Tra i suoi compagni di squadra ci sono gli ex Pielle Diouf e Laganà: profumo di derby?
«L’anno scorso eravamo avversari e non li conoscevo di persona. Ora posso dire che Laganà e Diouf sono due ragazzi super e sono contento di giocare insieme a loro. Ma i due derby che hanno perso i glieli ho fatti pesare...».
Domenica scorsa avete affrontato proprio la PL. Che impressione le ha fatto. Ha le carte in regola per il salto a fine campionato?

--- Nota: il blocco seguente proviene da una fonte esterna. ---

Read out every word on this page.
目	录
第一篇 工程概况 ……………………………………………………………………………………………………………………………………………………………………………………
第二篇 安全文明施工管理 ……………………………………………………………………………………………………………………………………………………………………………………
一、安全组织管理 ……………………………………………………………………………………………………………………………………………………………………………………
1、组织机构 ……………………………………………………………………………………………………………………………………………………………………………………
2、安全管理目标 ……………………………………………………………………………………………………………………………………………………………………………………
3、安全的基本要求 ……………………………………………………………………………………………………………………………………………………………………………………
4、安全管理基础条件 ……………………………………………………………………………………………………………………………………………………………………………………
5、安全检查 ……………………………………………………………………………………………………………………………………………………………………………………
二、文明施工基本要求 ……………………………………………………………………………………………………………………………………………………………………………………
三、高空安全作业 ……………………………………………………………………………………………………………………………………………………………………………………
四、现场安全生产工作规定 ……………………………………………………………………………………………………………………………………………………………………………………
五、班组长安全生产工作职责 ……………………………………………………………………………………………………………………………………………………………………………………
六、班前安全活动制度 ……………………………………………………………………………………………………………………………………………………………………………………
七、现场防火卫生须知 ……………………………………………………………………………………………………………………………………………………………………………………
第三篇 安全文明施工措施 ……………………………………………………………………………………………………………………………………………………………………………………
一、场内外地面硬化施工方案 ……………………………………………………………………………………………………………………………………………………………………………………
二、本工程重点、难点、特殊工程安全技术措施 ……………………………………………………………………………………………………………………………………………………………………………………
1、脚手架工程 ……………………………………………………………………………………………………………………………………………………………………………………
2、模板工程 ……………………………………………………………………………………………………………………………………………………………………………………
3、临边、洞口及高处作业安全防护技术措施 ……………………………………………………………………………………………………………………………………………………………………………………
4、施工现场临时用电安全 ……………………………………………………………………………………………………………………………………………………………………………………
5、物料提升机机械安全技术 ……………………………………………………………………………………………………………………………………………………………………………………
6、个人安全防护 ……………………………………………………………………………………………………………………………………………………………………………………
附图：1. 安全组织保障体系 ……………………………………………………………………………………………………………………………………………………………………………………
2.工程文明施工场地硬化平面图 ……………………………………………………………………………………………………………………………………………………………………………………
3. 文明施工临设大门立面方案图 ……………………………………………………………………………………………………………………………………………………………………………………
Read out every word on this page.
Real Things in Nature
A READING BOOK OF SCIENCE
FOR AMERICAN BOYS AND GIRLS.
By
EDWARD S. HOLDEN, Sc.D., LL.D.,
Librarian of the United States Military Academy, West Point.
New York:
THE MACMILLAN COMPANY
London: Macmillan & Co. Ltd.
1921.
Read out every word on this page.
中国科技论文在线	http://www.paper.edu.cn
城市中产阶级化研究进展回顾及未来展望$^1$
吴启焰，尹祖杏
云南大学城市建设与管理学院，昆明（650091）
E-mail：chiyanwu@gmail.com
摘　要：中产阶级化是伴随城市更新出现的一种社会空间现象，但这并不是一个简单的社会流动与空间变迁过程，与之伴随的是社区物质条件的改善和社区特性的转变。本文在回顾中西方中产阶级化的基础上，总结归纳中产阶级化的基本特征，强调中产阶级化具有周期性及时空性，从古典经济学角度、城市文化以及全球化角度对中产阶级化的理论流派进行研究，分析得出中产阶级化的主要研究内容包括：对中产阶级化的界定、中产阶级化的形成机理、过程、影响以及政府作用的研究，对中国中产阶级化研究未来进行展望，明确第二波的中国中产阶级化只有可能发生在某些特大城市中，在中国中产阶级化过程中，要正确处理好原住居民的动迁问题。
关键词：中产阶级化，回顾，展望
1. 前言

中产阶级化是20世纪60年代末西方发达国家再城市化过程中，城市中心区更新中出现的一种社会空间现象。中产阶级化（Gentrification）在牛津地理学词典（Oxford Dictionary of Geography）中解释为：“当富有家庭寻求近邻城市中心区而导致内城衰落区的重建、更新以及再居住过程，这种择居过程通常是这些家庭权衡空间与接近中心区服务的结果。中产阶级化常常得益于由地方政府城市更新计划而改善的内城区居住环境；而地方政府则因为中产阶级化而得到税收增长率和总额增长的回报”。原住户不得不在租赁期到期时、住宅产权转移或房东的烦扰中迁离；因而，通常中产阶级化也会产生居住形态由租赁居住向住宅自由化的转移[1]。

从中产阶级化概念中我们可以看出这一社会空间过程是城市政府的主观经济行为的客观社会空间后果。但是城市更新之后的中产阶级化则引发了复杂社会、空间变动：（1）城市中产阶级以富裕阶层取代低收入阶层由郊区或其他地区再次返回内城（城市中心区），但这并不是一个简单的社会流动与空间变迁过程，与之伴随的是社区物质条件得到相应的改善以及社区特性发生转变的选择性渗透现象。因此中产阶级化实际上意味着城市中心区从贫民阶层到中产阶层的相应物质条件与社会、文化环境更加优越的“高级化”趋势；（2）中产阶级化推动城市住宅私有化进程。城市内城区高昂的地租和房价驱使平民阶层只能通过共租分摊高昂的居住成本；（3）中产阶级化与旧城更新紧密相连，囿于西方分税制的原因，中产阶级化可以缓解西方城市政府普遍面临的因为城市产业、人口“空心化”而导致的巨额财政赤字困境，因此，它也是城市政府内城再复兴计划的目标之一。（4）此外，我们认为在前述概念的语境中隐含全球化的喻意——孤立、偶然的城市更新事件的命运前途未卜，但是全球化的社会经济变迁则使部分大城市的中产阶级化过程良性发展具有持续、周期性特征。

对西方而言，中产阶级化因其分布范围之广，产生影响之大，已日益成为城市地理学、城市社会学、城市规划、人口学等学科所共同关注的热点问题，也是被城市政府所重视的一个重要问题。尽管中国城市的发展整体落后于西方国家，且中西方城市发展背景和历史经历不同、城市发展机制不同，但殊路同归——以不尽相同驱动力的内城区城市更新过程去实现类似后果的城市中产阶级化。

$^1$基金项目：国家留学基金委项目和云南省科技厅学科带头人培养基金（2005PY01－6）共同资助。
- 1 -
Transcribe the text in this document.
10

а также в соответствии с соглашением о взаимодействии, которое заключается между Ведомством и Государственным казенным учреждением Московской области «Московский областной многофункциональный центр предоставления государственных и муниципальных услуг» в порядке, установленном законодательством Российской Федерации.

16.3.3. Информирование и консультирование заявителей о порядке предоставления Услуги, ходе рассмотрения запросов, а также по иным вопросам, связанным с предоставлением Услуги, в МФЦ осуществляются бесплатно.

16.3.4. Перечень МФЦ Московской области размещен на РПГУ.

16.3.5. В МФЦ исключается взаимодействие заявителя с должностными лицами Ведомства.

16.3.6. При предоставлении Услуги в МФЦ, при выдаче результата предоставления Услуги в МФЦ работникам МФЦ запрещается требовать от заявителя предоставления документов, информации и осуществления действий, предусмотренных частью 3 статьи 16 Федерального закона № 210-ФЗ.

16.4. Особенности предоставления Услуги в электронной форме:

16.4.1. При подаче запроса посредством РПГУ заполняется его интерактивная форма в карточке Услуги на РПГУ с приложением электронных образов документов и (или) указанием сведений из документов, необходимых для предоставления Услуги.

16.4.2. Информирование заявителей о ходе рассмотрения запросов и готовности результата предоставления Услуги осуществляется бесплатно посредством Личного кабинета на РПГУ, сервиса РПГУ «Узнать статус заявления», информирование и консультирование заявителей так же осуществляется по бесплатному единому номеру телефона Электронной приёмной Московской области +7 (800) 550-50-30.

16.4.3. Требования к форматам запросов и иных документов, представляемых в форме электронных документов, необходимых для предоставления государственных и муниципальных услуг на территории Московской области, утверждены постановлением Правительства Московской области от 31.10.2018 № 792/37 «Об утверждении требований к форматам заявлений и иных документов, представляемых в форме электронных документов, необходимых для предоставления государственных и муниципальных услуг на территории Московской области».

«Sinceramente non mi hanno fatto un’ottima impressione. È chiaro che a loro manca Zahariev perché lui è un giocatore di un’altra categoria. Però alla squadra di Campanella non mancano giocatori di personalità: penso a Leonzio, Bonacini, ma pure Venucci e altri. La sensazione che ho avuto, però, è stata di scarsa coesione di squadra. Di certo su questo influisce il fatto che la Pielle, come noi, ha un gruppo di giocatori completamente nuovo per cui avranno bisogno di tempo per ingranare. Di una cosa sono certo: se trovano il giusto equilibrio possono dare fastidio a tutte per il salto in A2».
Tra questa B e quella dell’anno scorso che differenza c’è?
«Quest’anno il girone è molto più difficile della scorsa stagione perché ci sono squadre super attrezzate e non ce n’è una scarsa. In più mettiamoci che dopo due mesi abbiamo già disputato 4 turni infrasettimanali: roba da pazzi. Sicuramente le società hanno investito di più e sono scesi molti giocatori dalla A2. Insomma: ogni domenica è un inferno».